Participant data were extracted from the National Neuropsychology Network data repository. ICD-10 codes were used to determine MCI, dementia, or unspecified neurocognitive disorder diagnoses. Those groups were subclassified as amnestic if delayed recall on any memory test (HVLT-R, Logical Memory, Verbal Paired Associates, CVLT-3) was ≥1.5 SD below the normative mean (i.e., Petersen criteria).

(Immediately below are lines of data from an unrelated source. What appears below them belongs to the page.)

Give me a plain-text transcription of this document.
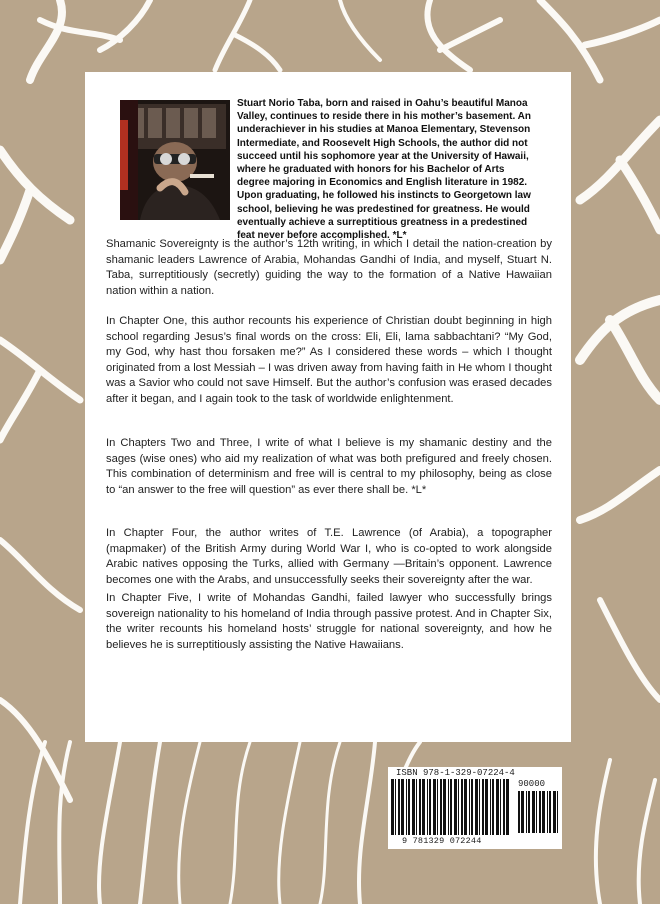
Stuart Norio Taba, born and raised in Oahu’s beautiful Manoa Valley, continues to reside there in his mother’s basement. An underachiever in his studies at Manoa Elementary, Stevenson Intermediate, and Roosevelt High Schools, the author did not succeed until his sophomore year at the University of Hawaii, where he graduated with honors for his Bachelor of Arts degree majoring in Economics and English literature in 1982. Upon graduating, he followed his instincts to Georgetown law school, believing he was predestined for greatness. He would eventually achieve a surreptitious greatness in a predestined feat never before accomplished. *L*

Shamanic Sovereignty is the author’s 12th writing, in which I detail the nation-creation by shamanic leaders Lawrence of Arabia, Mohandas Gandhi of India, and myself, Stuart N. Taba, surreptitiously (secretly) guiding the way to the formation of a Native Hawaiian nation within a nation.

In Chapter One, this author recounts his experience of Christian doubt beginning in high school regarding Jesus’s final words on the cross: Eli, Eli, lama sabbachtani? “My God, my God, why hast thou forsaken me?” As I considered these words – which I thought originated from a lost Messiah – I was driven away from having faith in He whom I thought was a Savior who could not save Himself. But the author’s confusion was erased decades after it began, and I again took to the task of worldwide enlightenment.

In Chapters Two and Three, I write of what I believe is my shamanic destiny and the sages (wise ones) who aid my realization of what was both prefigured and freely chosen. This combination of determinism and free will is central to my philosophy, being as close to “an answer to the free will question” as ever there shall be. *L*

In Chapter Four, the author writes of T.E. Lawrence (of Arabia), a topographer (mapmaker) of the British Army during World War I, who is co-opted to work alongside Arabic natives opposing the Turks, allied with Germany —Britain’s opponent. Lawrence becomes one with the Arabs, and unsuccessfully seeks their sovereignty after the war.

In Chapter Five, I write of Mohandas Gandhi, failed lawyer who successfully brings sovereign nationality to his homeland of India through passive protest. And in Chapter Six, the writer recounts his homeland hosts’ struggle for national sovereignty, and how he believes he is surreptitiously assisting the Native Hawaiians.

ISBN 978-1-329-07224-4
90000
9 781329 072244
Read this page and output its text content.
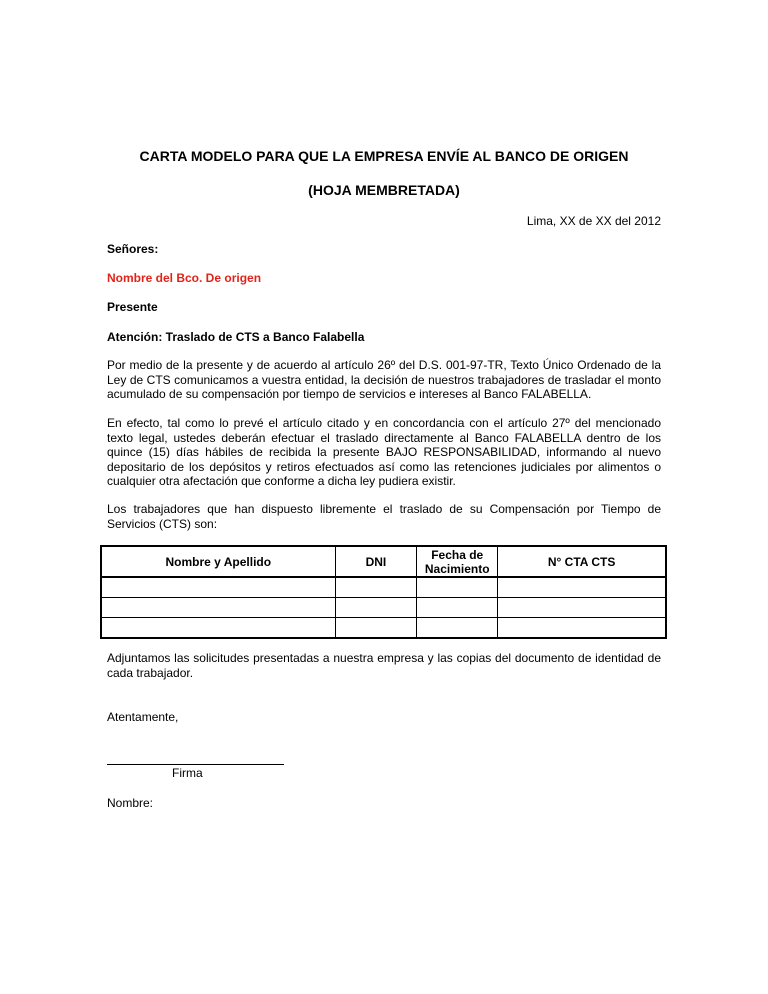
CARTA MODELO PARA QUE LA EMPRESA ENVÍE AL BANCO DE ORIGEN
(HOJA MEMBRETADA)
Lima, XX de XX del 2012
Señores:
Nombre del Bco. De origen
Presente
Atención: Traslado de CTS a Banco Falabella
Por medio de la presente y de acuerdo al artículo 26º del D.S. 001-97-TR, Texto Único Ordenado de la Ley de CTS comunicamos a vuestra entidad, la decisión de nuestros trabajadores de trasladar el monto acumulado de su compensación por tiempo de servicios e intereses al Banco FALABELLA.
En efecto, tal como lo prevé el artículo citado y en concordancia con el artículo 27º del mencionado texto legal, ustedes deberán efectuar el traslado directamente al Banco FALABELLA dentro de los quince (15) días hábiles de recibida la presente BAJO RESPONSABILIDAD, informando al nuevo depositario de los depósitos y retiros efectuados así como las retenciones judiciales por alimentos o cualquier otra afectación que conforme a dicha ley pudiera existir.
Los trabajadores que han dispuesto libremente el traslado de su Compensación por Tiempo de Servicios (CTS) son:
Nombre y Apellido	DNI	Fecha de Nacimiento	N° CTA CTS

Adjuntamos las solicitudes presentadas a nuestra empresa y las copias del documento de identidad de cada trabajador.
Atentamente,
Firma
Nombre:
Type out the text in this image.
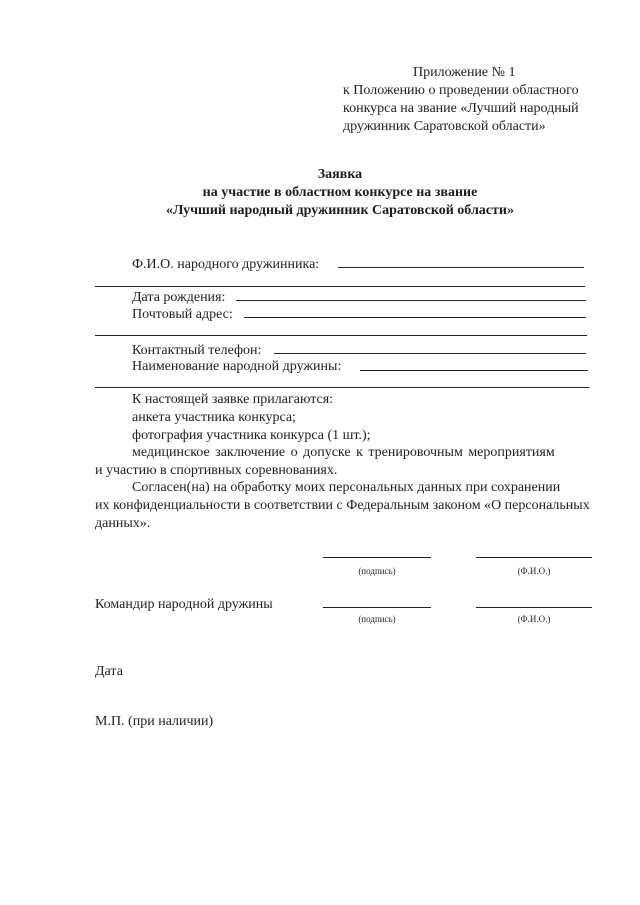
Приложение № 1
к Положению о проведении областного
конкурса на звание «Лучший народный
дружинник Саратовской области»
Заявка
на участие в областном конкурсе на звание
«Лучший народный дружинник Саратовской области»
Ф.И.О. народного дружинника:
Дата рождения:
Почтовый адрес:
Контактный телефон:
Наименование народной дружины:
К настоящей заявке прилагаются:
анкета участника конкурса;
фотография участника конкурса (1 шт.);
медицинское заключение о допуске к тренировочным мероприятиям
и участию в спортивных соревнованиях.
Согласен(на) на обработку моих персональных данных при сохранении
их конфиденциальности в соответствии с Федеральным законом «О персональных
данных».
(подпись)	(Ф.И.О.)
Командир народной дружины
(подпись)	(Ф.И.О.)
Дата
М.П. (при наличии)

The inclusion criteria were age of 55+ years, completion of HVLT-R and WMS-IV Logical Memory (since those tests had the most datapoints), and one of the three target ICD-10 diagnoses. The nonamnestic dementia group was excluded due to small cell size (n=2). The study involved 270 participants (M_age=72.83 years, SD=6.64, 55.19% female; 10.00% non-White; 1.48% Hispanic). A subset of the total sample (n=112) was selected for secondary analyses to resolve problems with circularity (i.e., using the HVLT-R to determine some subclassifications and to calculate LRs). Those participants were categorized as amnestic if their Logical Memory II scaled score was <6.

Results:

The first groupings (i.e., amnestic or nonamnestic MCI, amnestic dementia, amnestic or nonamnestic unspecified) differed in binary gender distribution (Χ²(4)=10.02, p=.04), so gender was entered into hierarchical multiple regression models first followed by group. Results indicated that group predicted LRs (R²=.12, F(2, 267)=18.42, p<.001, Β_gender=.09 (ns), Β_group=.33), and group added significantly to the prediction model (ΔR²=.11, p<.001). We used a multiple regression with group dummy coded to determine within-group differences. Amnestic groups consistently exhibited lower LRs than nonamnestic groups (B range=.31-.32), but amnestic MCI closely resembled amnestic dementia and amnestic unspecified groups (B range=-.08-.07). For secondary analyses, we computed a pooled variance estimate t-test given unequal sample sizes for the amnestic and nonamnestic groups. Again, the amnestic group had significantly lower LRs (t(110)=-6.16, p<.001, Cohen’s d=-1.19).

Conclusions:

Amnestic groups consistently had lower LRs relative to nonamnestic groups. LRs were not different between amnestic groups. Prior work suggests the HVLT-R LR differentiates normal cognition from MCI and normal cognition from AD but not MCI from AD. Our results generally align with the notion that HVLT-LR does not distinguish MCI from dementia. We add to the literature by examining MCI subtypes and showed nonamnestic MCI had larger LRs than amnestic dementia. Amnestic individuals are thought to face greater risk for AD compared to other neurodegenerative diseases. Our results may support indications that LRs are more useful than other learning slope scores in staging along the AD continuum.